Kepala Bidang Kedaruratan BPBD Riau, Jim Ghafur, menegaskan bahwa kondisi iklim tahun ini menuntut kesiapsiagaan lebih tinggi dibandingkan tahun sebelumnya.
“Riau saat ini menghadapi dua ancaman sekaligus, yaitu bencana hidrometeorologi basah seperti banjir dan longsor, serta hidrometeorologi kering berupa karhutla akibat pengaruh El Nino. Ini harus diantisipasi secara terpadu,” ujar Jim Ghafur, Minggu (26/4/2026).
Ia menjelaskan, penguatan El Nino berdampak langsung terhadap pola cuaca di Indonesia, termasuk di Riau. Dalam satu periode, hujan bisa turun dengan intensitas tinggi hingga memicu banjir dan longsor. Namun di periode lain, musim kemarau berpotensi lebih panjang dan kering.

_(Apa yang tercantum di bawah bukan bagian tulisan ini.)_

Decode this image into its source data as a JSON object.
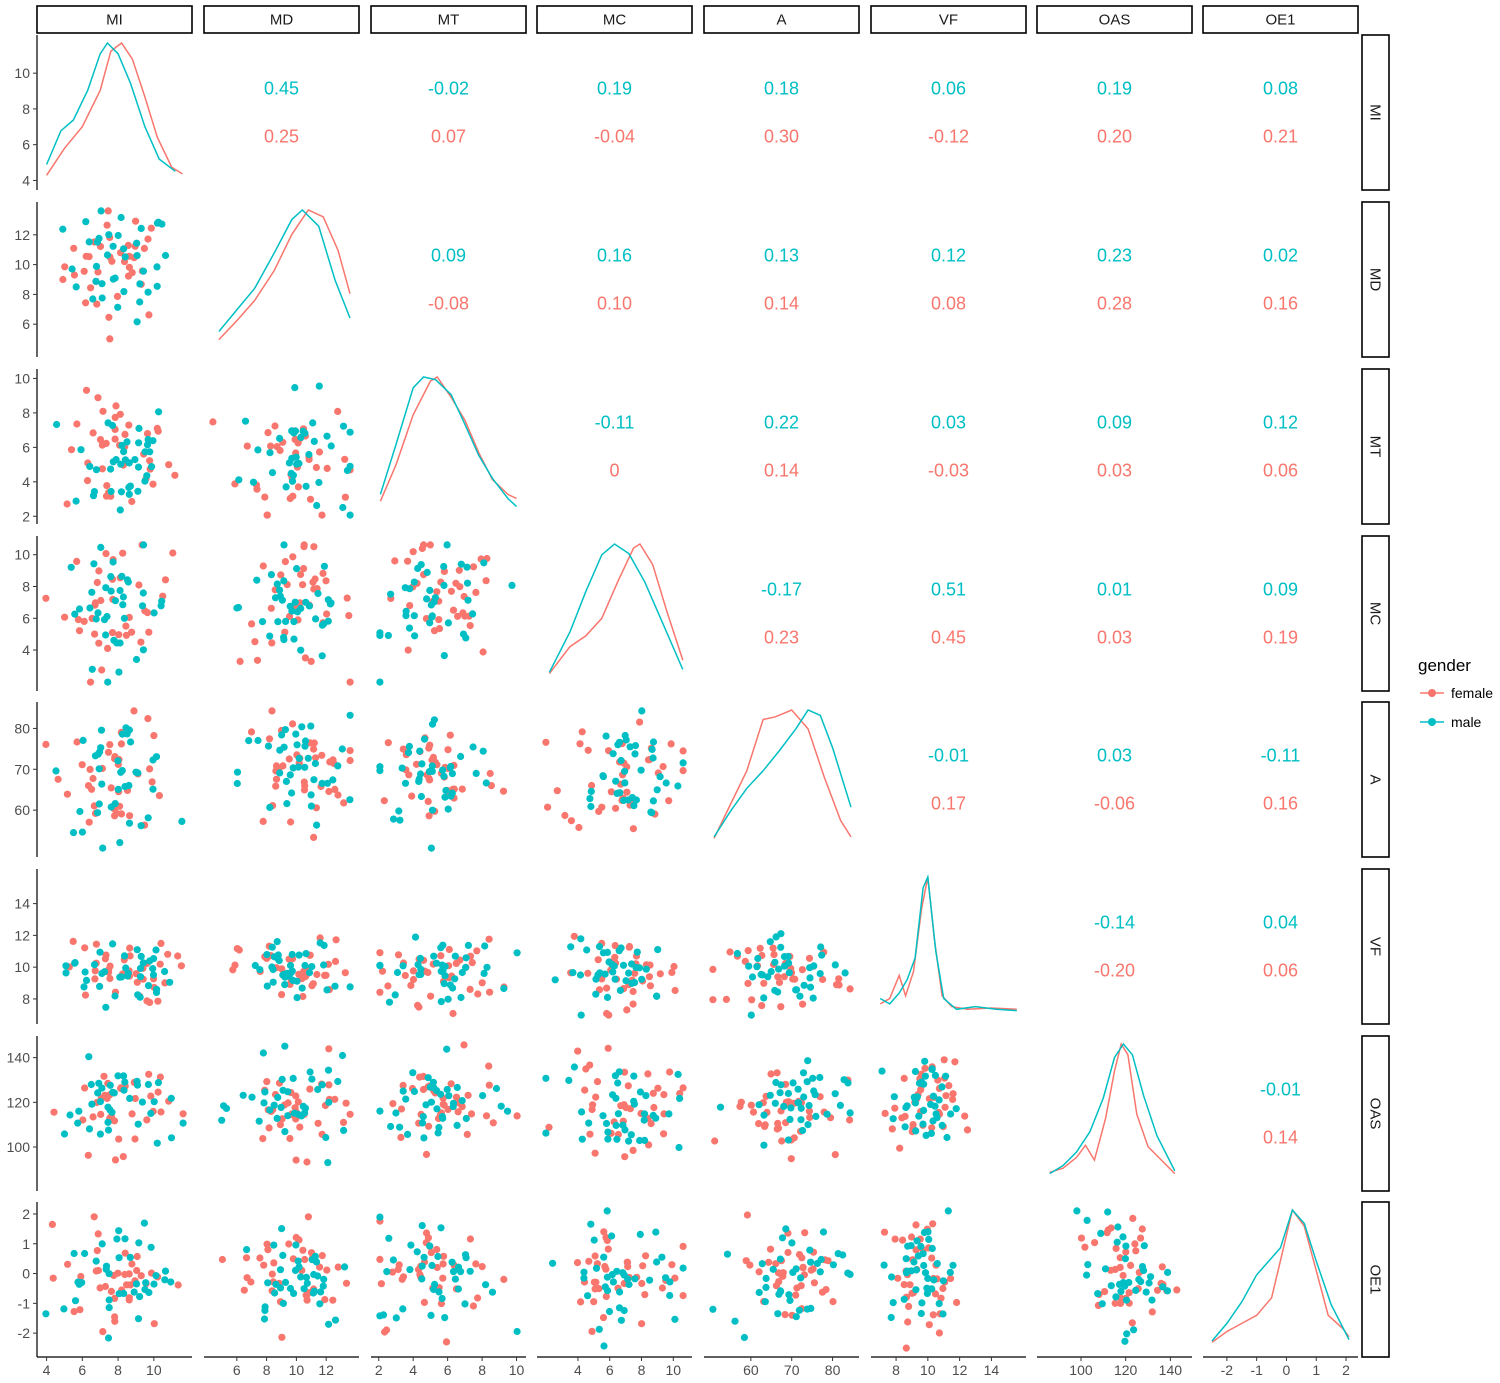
{
  "chart_data": {
    "type": "scatter",
    "variables": [
      "MI",
      "MD",
      "MT",
      "MC",
      "A",
      "VF",
      "OAS",
      "OE1"
    ],
    "groups": [
      {
        "name": "female",
        "color": "#F8766D"
      },
      {
        "name": "male",
        "color": "#00BFC4"
      }
    ],
    "legend": {
      "title": "gender",
      "labels": [
        "female",
        "male"
      ],
      "placement": "right"
    },
    "axes": {
      "MI": {
        "range": [
          3.8,
          11.8
        ],
        "ticks": [
          4,
          6,
          8,
          10
        ],
        "tick_labels": [
          "4",
          "6",
          "8",
          "10"
        ],
        "y_ticks": [
          4,
          6,
          8,
          10
        ],
        "y_tick_labels": [
          "4",
          "6",
          "8",
          "10"
        ]
      },
      "MD": {
        "range": [
          4.2,
          13.8
        ],
        "ticks": [
          6,
          8,
          10,
          12
        ],
        "tick_labels": [
          "6",
          "8",
          "10",
          "12"
        ],
        "y_ticks": [
          6,
          8,
          10,
          12
        ],
        "y_tick_labels": [
          "6",
          "8",
          "10",
          "12"
        ]
      },
      "MT": {
        "range": [
          1.9,
          10.2
        ],
        "ticks": [
          2,
          4,
          6,
          8,
          10
        ],
        "tick_labels": [
          "2",
          "4",
          "6",
          "8",
          "10"
        ],
        "y_ticks": [
          2,
          4,
          6,
          8,
          10
        ],
        "y_tick_labels": [
          "2",
          "4",
          "6",
          "8",
          "10"
        ]
      },
      "MC": {
        "range": [
          1.8,
          10.8
        ],
        "ticks": [
          4,
          6,
          8,
          10
        ],
        "tick_labels": [
          "4",
          "6",
          "8",
          "10"
        ],
        "y_ticks": [
          4,
          6,
          8,
          10
        ],
        "y_tick_labels": [
          "4",
          "6",
          "8",
          "10"
        ]
      },
      "A": {
        "range": [
          50,
          85
        ],
        "ticks": [
          60,
          70,
          80
        ],
        "tick_labels": [
          "60",
          "70",
          "80"
        ],
        "y_ticks": [
          60,
          70,
          80
        ],
        "y_tick_labels": [
          "60",
          "70",
          "80"
        ]
      },
      "VF": {
        "range": [
          6.8,
          15.8
        ],
        "ticks": [
          8,
          10,
          12,
          14
        ],
        "tick_labels": [
          "8",
          "10",
          "12",
          "14"
        ],
        "y_ticks": [
          8,
          10,
          12,
          14
        ],
        "y_tick_labels": [
          "8",
          "10",
          "12",
          "14"
        ]
      },
      "OAS": {
        "range": [
          83,
          147
        ],
        "ticks": [
          100,
          120,
          140
        ],
        "tick_labels": [
          "100",
          "120",
          "140"
        ],
        "y_ticks": [
          100,
          120,
          140
        ],
        "y_tick_labels": [
          "100",
          "120",
          "140"
        ]
      },
      "OE1": {
        "range": [
          -2.6,
          2.2
        ],
        "ticks": [
          -2,
          -1,
          0,
          1,
          2
        ],
        "tick_labels": [
          "-2",
          "-1",
          "0",
          "1",
          "2"
        ],
        "y_ticks": [
          -2,
          -1,
          0,
          1,
          2
        ],
        "y_tick_labels": [
          "-2",
          "-1",
          "0",
          "1",
          "2"
        ]
      }
    },
    "correlations": [
      {
        "row": "MI",
        "col": "MD",
        "male": "0.45",
        "female": "0.25"
      },
      {
        "row": "MI",
        "col": "MT",
        "male": "-0.02",
        "female": "0.07"
      },
      {
        "row": "MI",
        "col": "MC",
        "male": "0.19",
        "female": "-0.04"
      },
      {
        "row": "MI",
        "col": "A",
        "male": "0.18",
        "female": "0.30"
      },
      {
        "row": "MI",
        "col": "VF",
        "male": "0.06",
        "female": "-0.12"
      },
      {
        "row": "MI",
        "col": "OAS",
        "male": "0.19",
        "female": "0.20"
      },
      {
        "row": "MI",
        "col": "OE1",
        "male": "0.08",
        "female": "0.21"
      },
      {
        "row": "MD",
        "col": "MT",
        "male": "0.09",
        "female": "-0.08"
      },
      {
        "row": "MD",
        "col": "MC",
        "male": "0.16",
        "female": "0.10"
      },
      {
        "row": "MD",
        "col": "A",
        "male": "0.13",
        "female": "0.14"
      },
      {
        "row": "MD",
        "col": "VF",
        "male": "0.12",
        "female": "0.08"
      },
      {
        "row": "MD",
        "col": "OAS",
        "male": "0.23",
        "female": "0.28"
      },
      {
        "row": "MD",
        "col": "OE1",
        "male": "0.02",
        "female": "0.16"
      },
      {
        "row": "MT",
        "col": "MC",
        "male": "-0.11",
        "female": "0"
      },
      {
        "row": "MT",
        "col": "A",
        "male": "0.22",
        "female": "0.14"
      },
      {
        "row": "MT",
        "col": "VF",
        "male": "0.03",
        "female": "-0.03"
      },
      {
        "row": "MT",
        "col": "OAS",
        "male": "0.09",
        "female": "0.03"
      },
      {
        "row": "MT",
        "col": "OE1",
        "male": "0.12",
        "female": "0.06"
      },
      {
        "row": "MC",
        "col": "A",
        "male": "-0.17",
        "female": "0.23"
      },
      {
        "row": "MC",
        "col": "VF",
        "male": "0.51",
        "female": "0.45"
      },
      {
        "row": "MC",
        "col": "OAS",
        "male": "0.01",
        "female": "0.03"
      },
      {
        "row": "MC",
        "col": "OE1",
        "male": "0.09",
        "female": "0.19"
      },
      {
        "row": "A",
        "col": "VF",
        "male": "-0.01",
        "female": "0.17"
      },
      {
        "row": "A",
        "col": "OAS",
        "male": "0.03",
        "female": "-0.06"
      },
      {
        "row": "A",
        "col": "OE1",
        "male": "-0.11",
        "female": "0.16"
      },
      {
        "row": "VF",
        "col": "OAS",
        "male": "-0.14",
        "female": "-0.20"
      },
      {
        "row": "VF",
        "col": "OE1",
        "male": "0.04",
        "female": "0.06"
      },
      {
        "row": "OAS",
        "col": "OE1",
        "male": "-0.01",
        "female": "0.14"
      }
    ],
    "densities": {
      "MI": {
        "female": [
          [
            4.0,
            0.02
          ],
          [
            5.0,
            0.22
          ],
          [
            6.0,
            0.38
          ],
          [
            7.0,
            0.65
          ],
          [
            7.6,
            0.94
          ],
          [
            8.2,
            1.0
          ],
          [
            8.8,
            0.88
          ],
          [
            9.5,
            0.6
          ],
          [
            10.2,
            0.3
          ],
          [
            11.0,
            0.08
          ],
          [
            11.6,
            0.03
          ]
        ],
        "male": [
          [
            4.0,
            0.1
          ],
          [
            4.8,
            0.35
          ],
          [
            5.5,
            0.43
          ],
          [
            6.3,
            0.65
          ],
          [
            7.0,
            0.92
          ],
          [
            7.4,
            1.0
          ],
          [
            8.0,
            0.92
          ],
          [
            8.7,
            0.7
          ],
          [
            9.5,
            0.38
          ],
          [
            10.3,
            0.14
          ],
          [
            11.2,
            0.05
          ]
        ]
      },
      "MD": {
        "female": [
          [
            4.8,
            0.04
          ],
          [
            6,
            0.18
          ],
          [
            7.2,
            0.33
          ],
          [
            8.5,
            0.55
          ],
          [
            9.7,
            0.82
          ],
          [
            10.8,
            1.0
          ],
          [
            11.8,
            0.95
          ],
          [
            12.8,
            0.7
          ],
          [
            13.6,
            0.38
          ]
        ],
        "male": [
          [
            4.8,
            0.1
          ],
          [
            6,
            0.26
          ],
          [
            7.2,
            0.42
          ],
          [
            8.5,
            0.68
          ],
          [
            9.7,
            0.93
          ],
          [
            10.4,
            1.0
          ],
          [
            11.5,
            0.88
          ],
          [
            12.6,
            0.48
          ],
          [
            13.6,
            0.2
          ]
        ]
      },
      "MT": {
        "female": [
          [
            2.1,
            0.08
          ],
          [
            3,
            0.35
          ],
          [
            4,
            0.72
          ],
          [
            5,
            0.97
          ],
          [
            5.4,
            1.0
          ],
          [
            6.2,
            0.85
          ],
          [
            7,
            0.68
          ],
          [
            7.8,
            0.44
          ],
          [
            8.6,
            0.24
          ],
          [
            9.5,
            0.13
          ],
          [
            10,
            0.1
          ]
        ],
        "male": [
          [
            2.1,
            0.13
          ],
          [
            3,
            0.5
          ],
          [
            4,
            0.92
          ],
          [
            4.6,
            1.0
          ],
          [
            5.3,
            0.98
          ],
          [
            6.2,
            0.87
          ],
          [
            7,
            0.65
          ],
          [
            7.8,
            0.42
          ],
          [
            8.6,
            0.25
          ],
          [
            9.5,
            0.1
          ],
          [
            10,
            0.04
          ]
        ]
      },
      "MC": {
        "female": [
          [
            2.2,
            0.04
          ],
          [
            3.5,
            0.24
          ],
          [
            4.5,
            0.32
          ],
          [
            5.5,
            0.45
          ],
          [
            6.5,
            0.72
          ],
          [
            7.5,
            0.97
          ],
          [
            7.9,
            1.0
          ],
          [
            8.7,
            0.85
          ],
          [
            9.6,
            0.5
          ],
          [
            10.6,
            0.14
          ]
        ],
        "male": [
          [
            2.2,
            0.05
          ],
          [
            3.5,
            0.35
          ],
          [
            4.5,
            0.65
          ],
          [
            5.5,
            0.92
          ],
          [
            6.3,
            1.0
          ],
          [
            7.2,
            0.93
          ],
          [
            8.2,
            0.72
          ],
          [
            9.2,
            0.45
          ],
          [
            10.6,
            0.07
          ]
        ]
      },
      "A": {
        "female": [
          [
            51,
            0.05
          ],
          [
            55,
            0.3
          ],
          [
            59,
            0.55
          ],
          [
            63,
            0.93
          ],
          [
            66,
            0.95
          ],
          [
            70,
            1.0
          ],
          [
            74,
            0.86
          ],
          [
            78,
            0.5
          ],
          [
            82,
            0.18
          ],
          [
            84.5,
            0.06
          ]
        ],
        "male": [
          [
            51,
            0.06
          ],
          [
            55,
            0.25
          ],
          [
            59,
            0.42
          ],
          [
            63,
            0.55
          ],
          [
            67,
            0.7
          ],
          [
            71,
            0.86
          ],
          [
            74,
            1.0
          ],
          [
            77,
            0.96
          ],
          [
            80,
            0.72
          ],
          [
            84.5,
            0.28
          ]
        ]
      },
      "VF": {
        "female": [
          [
            7,
            0.06
          ],
          [
            7.6,
            0.1
          ],
          [
            8.2,
            0.27
          ],
          [
            8.6,
            0.12
          ],
          [
            9.1,
            0.3
          ],
          [
            9.6,
            0.76
          ],
          [
            10,
            1.0
          ],
          [
            10.4,
            0.55
          ],
          [
            10.9,
            0.12
          ],
          [
            11.5,
            0.04
          ],
          [
            12.5,
            0.02
          ],
          [
            14,
            0.03
          ],
          [
            15.6,
            0.02
          ]
        ],
        "male": [
          [
            7,
            0.1
          ],
          [
            7.6,
            0.06
          ],
          [
            8.2,
            0.14
          ],
          [
            8.7,
            0.24
          ],
          [
            9.2,
            0.4
          ],
          [
            9.7,
            0.92
          ],
          [
            10.0,
            1.0
          ],
          [
            10.5,
            0.45
          ],
          [
            11,
            0.1
          ],
          [
            11.8,
            0.02
          ],
          [
            13,
            0.04
          ],
          [
            14.3,
            0.02
          ],
          [
            15.6,
            0.01
          ]
        ]
      },
      "OAS": {
        "female": [
          [
            86,
            0.05
          ],
          [
            92,
            0.08
          ],
          [
            98,
            0.16
          ],
          [
            102,
            0.25
          ],
          [
            106,
            0.14
          ],
          [
            111,
            0.45
          ],
          [
            115,
            0.8
          ],
          [
            118,
            1.0
          ],
          [
            121,
            0.92
          ],
          [
            125,
            0.48
          ],
          [
            130,
            0.24
          ],
          [
            136,
            0.14
          ],
          [
            142,
            0.04
          ]
        ],
        "male": [
          [
            86,
            0.04
          ],
          [
            92,
            0.1
          ],
          [
            98,
            0.2
          ],
          [
            104,
            0.35
          ],
          [
            110,
            0.6
          ],
          [
            115,
            0.9
          ],
          [
            119,
            1.0
          ],
          [
            123,
            0.92
          ],
          [
            128,
            0.62
          ],
          [
            134,
            0.32
          ],
          [
            142,
            0.06
          ]
        ]
      },
      "OE1": {
        "female": [
          [
            -2.5,
            0.02
          ],
          [
            -2,
            0.1
          ],
          [
            -1.5,
            0.16
          ],
          [
            -1,
            0.22
          ],
          [
            -0.5,
            0.35
          ],
          [
            -0.1,
            0.72
          ],
          [
            0.2,
            1.0
          ],
          [
            0.6,
            0.88
          ],
          [
            1.0,
            0.55
          ],
          [
            1.4,
            0.22
          ],
          [
            1.9,
            0.12
          ],
          [
            2.1,
            0.06
          ]
        ],
        "male": [
          [
            -2.5,
            0.03
          ],
          [
            -2,
            0.16
          ],
          [
            -1.5,
            0.32
          ],
          [
            -1,
            0.52
          ],
          [
            -0.6,
            0.62
          ],
          [
            -0.2,
            0.72
          ],
          [
            0.2,
            1.0
          ],
          [
            0.6,
            0.9
          ],
          [
            1.0,
            0.62
          ],
          [
            1.5,
            0.3
          ],
          [
            2.1,
            0.04
          ]
        ]
      }
    },
    "grid": false
  }
}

“Ketika masuk fase kering, lahan gambut di Riau sangat rentan terbakar. Ini yang kita waspadai, karena karhutla tidak hanya merusak lingkungan, tapi juga berdampak pada kesehatan masyarakat dan aktivitas ekonomi,” jelasnya.
Menghadapi ancaman tersebut, Pemprov Riau melalui BPBD bersama pemerintah kabupaten dan kota memperkuat langkah mitigasi. Upaya yang dilakukan meliputi pemetaan wilayah rawan, peningkatan patroli karhutla, serta optimalisasi sistem peringatan dini.
Koordinasi lintas sektor juga terus diperkuat dengan melibatkan TNI, Polri, Manggala Agni, hingga relawan dan masyarakat peduli api. Sejumlah posko siaga bencana telah diaktifkan di berbagai daerah rawan, baik untuk mengantisipasi bencana hidrometeorologi maupun karhutla.
Jim juga menekankan pentingnya peran masyarakat dalam pencegahan, terutama terhadap kebakaran lahan yang sebagian besar dipicu aktivitas manusia.
“Kami mengimbau masyarakat tidak membuka lahan dengan cara membakar. Ini sangat berbahaya, apalagi saat kondisi kering akibat El Nino. Pencegahan jauh lebih efektif daripada penanganan,” tegasnya.
Untuk menghadapi potensi banjir dan longsor, pemerintah daerah diminta memastikan kesiapan infrastruktur seperti drainase, tanggul, serta jalur evakuasi. Edukasi kebencanaan kepada masyarakat juga terus digencarkan.
BPBD Riau mencatat sejumlah wilayah masih menjadi titik rawan, terutama daerah pesisir dan aliran sungai seperti Indragiri Hilir, Rokan Hilir, dan Kepulauan Meranti. Sementara itu, daerah dengan lahan gambut luas seperti Pelalawan dan Siak menjadi fokus pengendalian karhutla.
“Pendekatannya harus menyeluruh. Tidak bisa hanya fokus pada satu jenis bencana saja. Semua potensi harus diantisipasi sejak dini,” kata Jim.
Pemerintah berharap, kesiapsiagaan yang lebih matang serta sinergi semua pihak dapat menekan dampak bencana seminimal mungkin, sekaligus melindungi masyarakat dari risiko yang ditimbulkan.
“Intinya adalah kesiapsiagaan. Jika semua pihak bergerak bersama, kita bisa mengurangi risiko dan melindungi masyarakat dari dampak bencana,” katanya.